You’ll recall that in the lecture notes, we defined a geometric distribution with parameter \(p\) to be the number of trials up to and including the first success. So if \(X \sim \text{Geom}(p)\), then \[ p_X(x) = \mathbb{P}(X = x) = (1 - p)^{x - 1} p . \] However, R uses an alternative definition, where a geometric distribution \(Y\) is the number of failures before the first success, so \[ p_Y(y) = \mathbb{P}(Y = y) = (1 - p)^{y} p . \]

So:

To find the PMF \(p_X(x)\) under our definition, you need dgeom(x - 1, p).
To find the CDF \(F_X(x)\) under our definition, you need pgeom(x - 1, p).
To find the quantile function under our definition, you need qgeom(f, p) + 1.
To sample random numbers under our definition, you need rgeom(n, p) + 1

You may find it helpful to create new functions by running the following code block (that you don’t need to understand).

dgeomalt <- function(x, prob, log = FALSE) {
  dgeom(x - 1, prob, log = log)
}

pgeomalt <- function(q, prob, lower.tail = TRUE, log.p = FALSE) {
  pgeom(q - 1, prob, lower.tail = lower.tail, log.p = log.p)
}

qgeomalt <- function(p, prob, lower.tail = TRUE, log.p = FALSE) {
  qgeom(p, prob, lower.tail = lower.tail, log.p = log.p) + 1
}

rgeomalt <- function(n, prob) {
  rgeom(n, prob) + 1
}

This will temporarily create new functions dgeomalt(), pgeomalt(), qgeomalt(), rgeomalt() that work the way we prefer.

Exercise 7.6. Let \(X \sim \text{Geom}(0.2)\) under the “number of trials up to and including the first success” definition used in the MATH1710 lectures.
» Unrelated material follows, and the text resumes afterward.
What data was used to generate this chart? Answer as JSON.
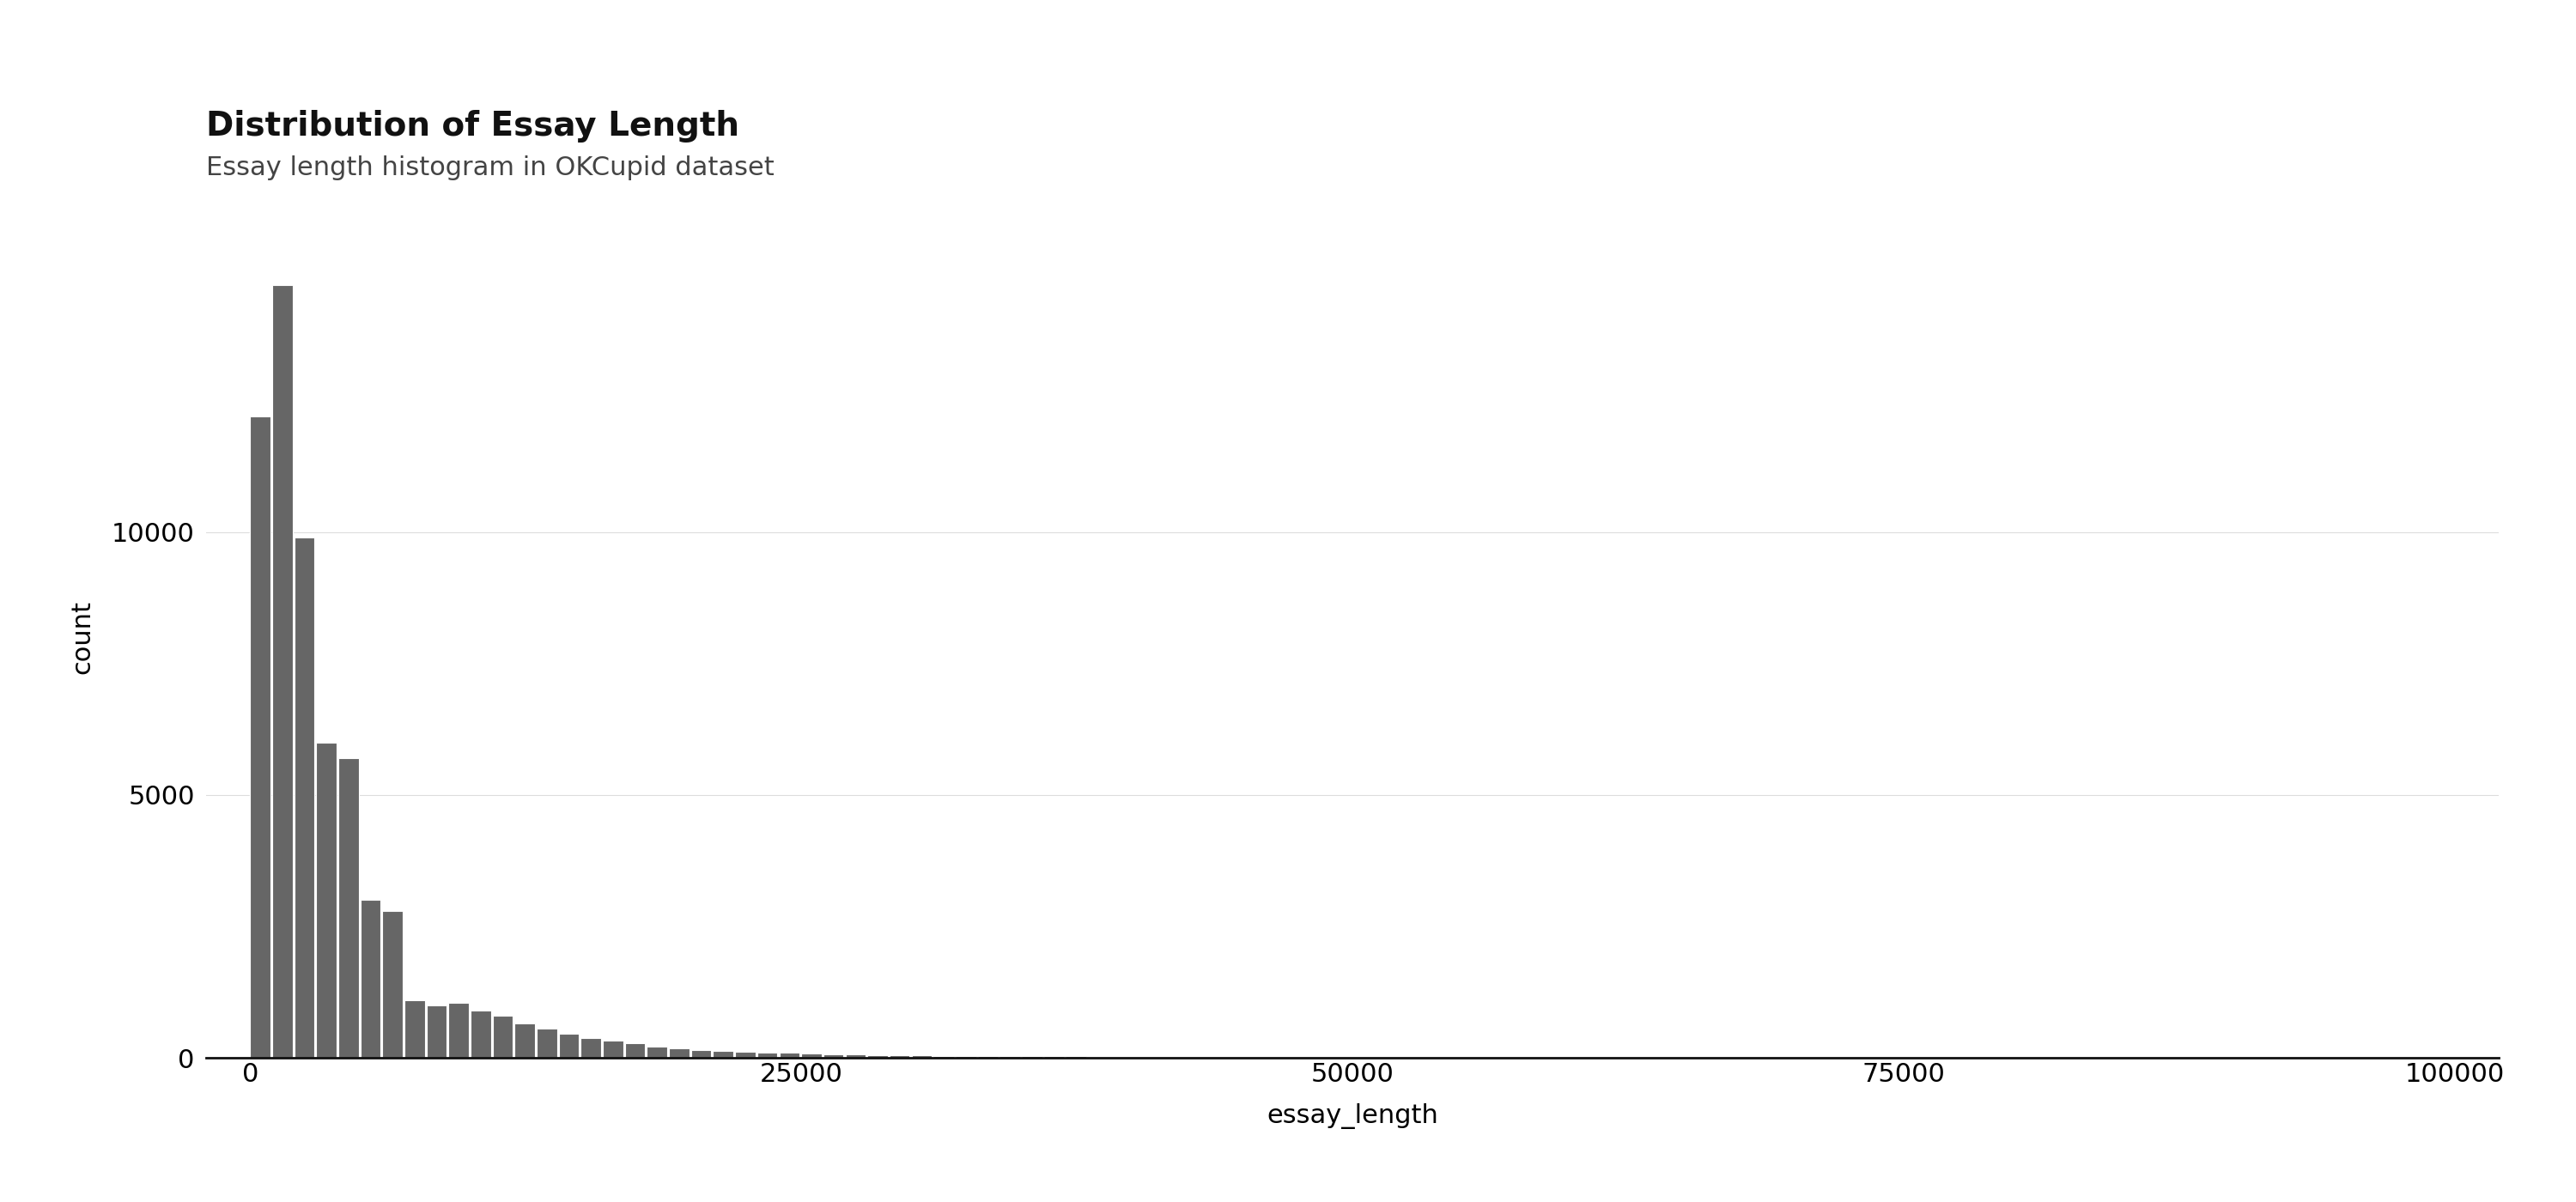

Calculate:
(a) \(\mathbb P(X = 20)\), rounded to two significant figures;
(b) \(\mathbb P(X \geq 10)\).
(c) How many trials are required to give us a 95% chance of seeing a success?

Assessed questions

The following five assessed questions should be submitted via this Microsoft Form. I recommend you do this in Week 7, but the official deadline is Monday 21 November at 1400.
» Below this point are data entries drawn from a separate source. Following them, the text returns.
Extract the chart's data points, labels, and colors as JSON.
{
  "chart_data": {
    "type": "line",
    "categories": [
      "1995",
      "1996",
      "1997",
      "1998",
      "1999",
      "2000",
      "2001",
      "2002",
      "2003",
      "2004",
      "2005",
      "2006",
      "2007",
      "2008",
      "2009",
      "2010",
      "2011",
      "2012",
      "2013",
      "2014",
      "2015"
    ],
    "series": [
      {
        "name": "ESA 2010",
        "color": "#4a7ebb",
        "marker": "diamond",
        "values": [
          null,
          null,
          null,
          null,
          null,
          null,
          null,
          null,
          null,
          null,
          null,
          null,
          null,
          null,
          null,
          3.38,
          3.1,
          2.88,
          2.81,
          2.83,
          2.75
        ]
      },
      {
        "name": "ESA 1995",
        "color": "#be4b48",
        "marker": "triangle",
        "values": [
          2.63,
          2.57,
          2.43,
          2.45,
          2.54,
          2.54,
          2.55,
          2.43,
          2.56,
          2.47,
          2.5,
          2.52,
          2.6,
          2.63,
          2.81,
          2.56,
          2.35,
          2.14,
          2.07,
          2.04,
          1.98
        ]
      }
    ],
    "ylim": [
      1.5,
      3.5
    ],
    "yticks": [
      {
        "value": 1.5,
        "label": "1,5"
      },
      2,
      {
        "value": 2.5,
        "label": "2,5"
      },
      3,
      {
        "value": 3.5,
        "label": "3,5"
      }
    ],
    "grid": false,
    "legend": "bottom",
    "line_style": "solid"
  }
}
This work will be marked automatically by computer, so make sure your answers are accurate – the computer does not “know what you meant”; only what you actually enter into the form.

So that (most) students get different data to work with, the questions will use the number \(i\), where \(i\) is the final digit of your Student ID number – that is, a number between 0 and 9. (Note that we are only using one digit this time, where on previous worksheets we used two digits.)
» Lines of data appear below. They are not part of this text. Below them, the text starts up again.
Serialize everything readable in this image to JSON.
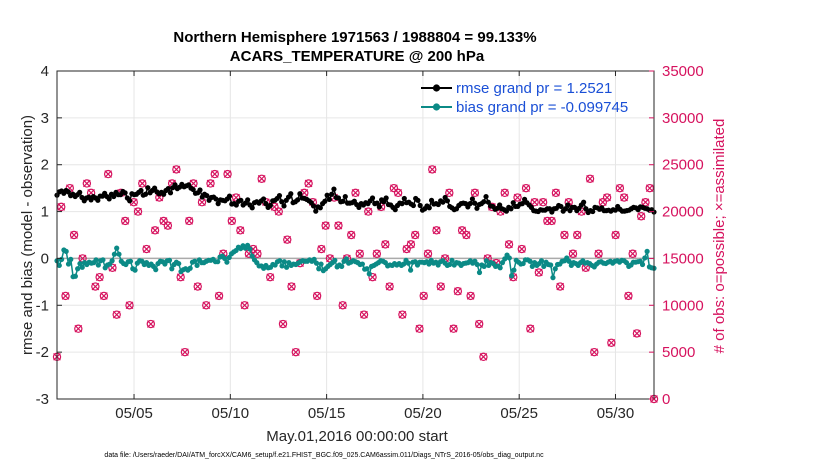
{
  "chart_data": {
    "type": "line",
    "title_line1": "Northern Hemisphere 1971563 / 1988804 = 99.133%",
    "title_line2": "ACARS_TEMPERATURE @ 200 hPa",
    "xlabel": "May.01,2016 00:00:00 start",
    "ylabel_left": "rmse and bias (model - observation)",
    "ylabel_right": "# of obs: o=possible; ×=assimilated",
    "footnote": "data file: /Users/raeder/DAI/ATM_forcXX/CAM6_setup/f.e21.FHIST_BGC.f09_025.CAM6assim.011/Diags_NTrS_2016-05/obs_diag_output.nc",
    "x_range_days": [
      1,
      32
    ],
    "x_tick_values": [
      5,
      10,
      15,
      20,
      25,
      30
    ],
    "x_tick_labels": [
      "05/05",
      "05/10",
      "05/15",
      "05/20",
      "05/25",
      "05/30"
    ],
    "ylim_left": [
      -3,
      4
    ],
    "y_ticks_left": [
      "-3",
      "-2",
      "-1",
      "0",
      "1",
      "2",
      "3",
      "4"
    ],
    "ylim_right": [
      0,
      35000
    ],
    "y_ticks_right": [
      "0",
      "5000",
      "10000",
      "15000",
      "20000",
      "25000",
      "30000",
      "35000"
    ],
    "legend": {
      "position": "top-right",
      "entries": [
        "rmse grand pr = 1.2521",
        "bias grand pr = -0.099745"
      ]
    },
    "colors": {
      "rmse": "#000000",
      "bias": "#0b8a86",
      "obs": "#d6125e",
      "zero_line": "#aaaaaa",
      "right_axis": "#d6125e",
      "legend_text": "#1a4fd6"
    },
    "series": [
      {
        "name": "rmse",
        "values": [
          1.35,
          1.42,
          1.44,
          1.39,
          1.45,
          1.42,
          1.34,
          1.37,
          1.32,
          1.36,
          1.41,
          1.3,
          1.23,
          1.29,
          1.31,
          1.25,
          1.32,
          1.29,
          1.24,
          1.33,
          1.33,
          1.39,
          1.32,
          1.27,
          1.37,
          1.32,
          1.41,
          1.36,
          1.36,
          1.43,
          1.4,
          1.29,
          1.23,
          1.38,
          1.36,
          1.37,
          1.41,
          1.45,
          1.35,
          1.37,
          1.51,
          1.4,
          1.45,
          1.5,
          1.42,
          1.38,
          1.41,
          1.37,
          1.45,
          1.49,
          1.4,
          1.51,
          1.57,
          1.49,
          1.52,
          1.58,
          1.53,
          1.55,
          1.57,
          1.5,
          1.47,
          1.39,
          1.4,
          1.46,
          1.31,
          1.37,
          1.34,
          1.24,
          1.3,
          1.31,
          1.27,
          1.17,
          1.25,
          1.24,
          1.23,
          1.27,
          1.33,
          1.16,
          1.17,
          1.14,
          1.22,
          1.24,
          1.14,
          1.18,
          1.25,
          1.14,
          1.08,
          1.19,
          1.21,
          1.18,
          1.23,
          1.27,
          1.17,
          1.09,
          1.13,
          1.23,
          1.24,
          1.28,
          1.34,
          1.21,
          1.12,
          1.24,
          1.31,
          1.38,
          1.19,
          1.21,
          1.25,
          1.38,
          1.29,
          1.28,
          1.26,
          1.23,
          1.19,
          1.12,
          1.01,
          1.1,
          1.08,
          1.17,
          1.22,
          1.35,
          1.26,
          1.37,
          1.48,
          1.3,
          1.29,
          1.21,
          1.22,
          1.32,
          1.18,
          1.18,
          1.19,
          1.22,
          1.15,
          1.09,
          1.17,
          1.14,
          1.19,
          1.17,
          1.23,
          1.29,
          1.17,
          1.18,
          1.1,
          1.25,
          1.21,
          1.29,
          1.15,
          1.14,
          1.09,
          1.04,
          1.13,
          1.18,
          1.17,
          1.28,
          1.19,
          1.2,
          1.16,
          1.13,
          1.28,
          1.24,
          1.13,
          1.03,
          1.06,
          1.12,
          1.08,
          1.24,
          1.16,
          1.17,
          1.15,
          1.23,
          1.2,
          1.3,
          1.23,
          1.11,
          1.08,
          1.04,
          1.06,
          1.13,
          1.17,
          1.18,
          1.17,
          1.1,
          1.17,
          1.27,
          1.18,
          1.07,
          1.15,
          1.17,
          1.21,
          1.32,
          1.2,
          1.12,
          1.11,
          1.05,
          1.07,
          1.14,
          1.06,
          1.04,
          1.01,
          1.09,
          1.06,
          1.19,
          1.11,
          1.11,
          1.16,
          1.17,
          1.26,
          1.19,
          1.14,
          1.09,
          1.02,
          1.01,
          1.0,
          1.04,
          1.03,
          1.03,
          1.06,
          1.06,
          0.99,
          1.06,
          1.07,
          1.13,
          1.11,
          1.01,
          1.06,
          1.14,
          1.02,
          1.09,
          1.09,
          1.02,
          1.07,
          1.14,
          1.2,
          1.06,
          0.98,
          1.02,
          1.0,
          1.09,
          1.08,
          1.05,
          1.08,
          1.02,
          1.02,
          1.03,
          1.01,
          1.04,
          1.03,
          1.11,
          1.05,
          1.01,
          1.01,
          1.02,
          1.03,
          1.06,
          1.09,
          1.08,
          1.04,
          1.1,
          1.09,
          1.07,
          1.06,
          1.03,
          1.04,
          0.99
        ]
      },
      {
        "name": "bias",
        "values": [
          -0.05,
          -0.15,
          -0.02,
          0.18,
          0.15,
          -0.12,
          -0.02,
          -0.39,
          -0.38,
          -0.22,
          -0.11,
          -0.19,
          -0.09,
          -0.13,
          -0.08,
          -0.1,
          -0.09,
          -0.03,
          -0.14,
          -0.05,
          -0.03,
          -0.2,
          -0.14,
          -0.12,
          -0.05,
          0.09,
          0.22,
          0.09,
          -0.06,
          -0.11,
          -0.13,
          -0.07,
          -0.06,
          -0.22,
          -0.25,
          -0.1,
          -0.05,
          -0.06,
          -0.13,
          -0.09,
          -0.15,
          -0.12,
          -0.17,
          -0.24,
          -0.11,
          -0.06,
          -0.07,
          -0.12,
          -0.05,
          -0.04,
          -0.22,
          -0.13,
          -0.08,
          -0.11,
          -0.28,
          -0.24,
          -0.22,
          -0.25,
          -0.21,
          -0.08,
          -0.06,
          -0.15,
          -0.03,
          -0.09,
          -0.09,
          -0.06,
          -0.04,
          -0.04,
          -0.02,
          -0.07,
          -0.07,
          0.03,
          0.05,
          0.0,
          -0.08,
          0.02,
          0.1,
          0.14,
          0.17,
          0.24,
          0.21,
          0.27,
          0.22,
          0.28,
          0.2,
          0.05,
          -0.03,
          -0.09,
          -0.16,
          -0.16,
          -0.21,
          -0.15,
          -0.2,
          -0.19,
          -0.13,
          -0.14,
          -0.07,
          -0.05,
          -0.16,
          -0.07,
          -0.19,
          -0.09,
          -0.15,
          -0.12,
          -0.13,
          -0.1,
          -0.07,
          -0.05,
          -0.06,
          -0.06,
          -0.03,
          -0.06,
          -0.02,
          -0.1,
          -0.22,
          -0.12,
          -0.26,
          -0.22,
          -0.17,
          -0.13,
          -0.09,
          -0.04,
          -0.18,
          -0.14,
          -0.17,
          -0.06,
          -0.01,
          -0.1,
          -0.08,
          -0.05,
          -0.07,
          -0.09,
          -0.13,
          -0.12,
          -0.23,
          -0.22,
          -0.33,
          -0.17,
          -0.15,
          -0.12,
          -0.09,
          -0.05,
          -0.06,
          -0.09,
          -0.16,
          -0.14,
          -0.15,
          -0.11,
          -0.14,
          -0.11,
          -0.15,
          -0.12,
          -0.04,
          -0.1,
          -0.25,
          -0.08,
          -0.07,
          -0.14,
          -0.08,
          -0.08,
          -0.09,
          -0.07,
          -0.12,
          -0.04,
          -0.1,
          -0.08,
          -0.14,
          -0.07,
          -0.05,
          -0.1,
          -0.15,
          -0.13,
          -0.04,
          -0.14,
          -0.09,
          -0.1,
          -0.15,
          -0.11,
          -0.1,
          -0.09,
          -0.05,
          -0.1,
          -0.06,
          -0.13,
          -0.3,
          -0.14,
          -0.17,
          -0.05,
          -0.15,
          -0.09,
          -0.11,
          -0.17,
          -0.16,
          -0.2,
          -0.09,
          -0.01,
          0.07,
          0.01,
          -0.37,
          -0.25,
          -0.04,
          -0.08,
          -0.12,
          -0.11,
          -0.03,
          -0.03,
          -0.06,
          -0.17,
          -0.09,
          -0.15,
          -0.11,
          -0.05,
          -0.17,
          -0.08,
          -0.13,
          -0.14,
          -0.41,
          -0.22,
          -0.13,
          -0.12,
          -0.06,
          -0.05,
          0.01,
          -0.06,
          -0.15,
          -0.09,
          -0.11,
          -0.15,
          -0.09,
          -0.05,
          -0.1,
          -0.09,
          -0.11,
          -0.15,
          -0.18,
          -0.12,
          -0.08,
          -0.07,
          -0.1,
          -0.11,
          -0.08,
          -0.06,
          -0.1,
          -0.06,
          -0.05,
          -0.08,
          -0.04,
          -0.05,
          -0.09,
          -0.17,
          -0.14,
          -0.08,
          -0.08,
          -0.07,
          -0.06,
          -0.13,
          0.01,
          0.15,
          -0.18,
          -0.2,
          -0.21
        ]
      },
      {
        "name": "obs_counts",
        "values": [
          4500,
          20500,
          11000,
          22500,
          17500,
          7500,
          15000,
          23000,
          22000,
          12000,
          13000,
          11000,
          24000,
          14000,
          9000,
          22000,
          19000,
          10000,
          21000,
          20000,
          23000,
          16000,
          8000,
          18000,
          21500,
          19000,
          18500,
          23000,
          24500,
          13000,
          5000,
          19000,
          23000,
          12000,
          21000,
          10000,
          23000,
          24000,
          11000,
          15500,
          24000,
          19000,
          21500,
          18000,
          10000,
          15500,
          16000,
          15500,
          23500,
          21000,
          13000,
          20500,
          20000,
          8000,
          17000,
          12000,
          5000,
          14500,
          22000,
          23000,
          21000,
          11000,
          16000,
          18500,
          15000,
          21500,
          18500,
          10000,
          15000,
          17500,
          22000,
          15500,
          9000,
          20000,
          13000,
          15500,
          20500,
          16500,
          12000,
          22500,
          22000,
          9000,
          16000,
          16500,
          17500,
          7500,
          11000,
          15500,
          24500,
          18000,
          12000,
          15000,
          22000,
          7500,
          11500,
          18000,
          17500,
          11000,
          22000,
          8000,
          4500,
          15000,
          20500,
          14500,
          20000,
          22000,
          16500,
          13000,
          21500,
          16000,
          22500,
          7500,
          21000,
          13500,
          21000,
          19000,
          19000,
          22000,
          12000,
          17500,
          21000,
          15500,
          17500,
          20000,
          14000,
          23500,
          5000,
          15500,
          21000,
          21500,
          6000,
          17500,
          22500,
          21500,
          11000,
          15500,
          7000,
          19500,
          21000,
          22500,
          0
        ]
      }
    ]
  }
}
Any rounding should be performed with the R round() or signif() functions.

(Note: It was a bit difficult to write questions that given “sensible” answers for all 10 values of \(i\), so if you have checked your answer very carefully, you should not be discouraged if it is extremely close to 0 or 1.)

Assessed Question 1. Let \(X_1 \sim \text{Bin}(n ,p)\), where \(n = 20 + i\) and \(p = (1 + i)/20\), where \(i\) is the final digit of your Student ID number. What is \(\mathbb P(X_1 \geq 5)\)? Round your answer to three significant figures.

Assessed Question 2. Let \(X_2 \sim \text{Bin}(n,p)\), where \(n = 200 + i\) and \(p = (i+1)/500\), where \(i\) is the final digit of your Student ID number. What is \(\mathbb P(X_2 \text{ is even})\)? Round your answer to five significant figures.

Assessed Question 3. Let \(X_3 \sim \text{Bin}(n,p)\), where \(n = 200 + i\) and \(p = (21 + i)/1000\), where \(i\) is the final digit of your Student ID number. Let \(Y_3\) be the Poisson approximation to \(X_3\). What is \(\mathbb P(Y_3 \leq 4)\)? Round your answer to four significant figures.

Assessed Question 4. Suppose you roll a pair of dice until you get a double-six. What is the smallest number of times must you roll the pair of dice in order to give yourself at least a 95% chance of seeing a double six?

Assessed Question 5. This question does not require you to run any R code. But suppose you did run the command sd(rpois(n, lambda)) where \(\lambda = (1 + i)/2\) and \(n\) was set to be an extremely large number. What answer would you expect? Give your answer as a decimal to two decimal places.*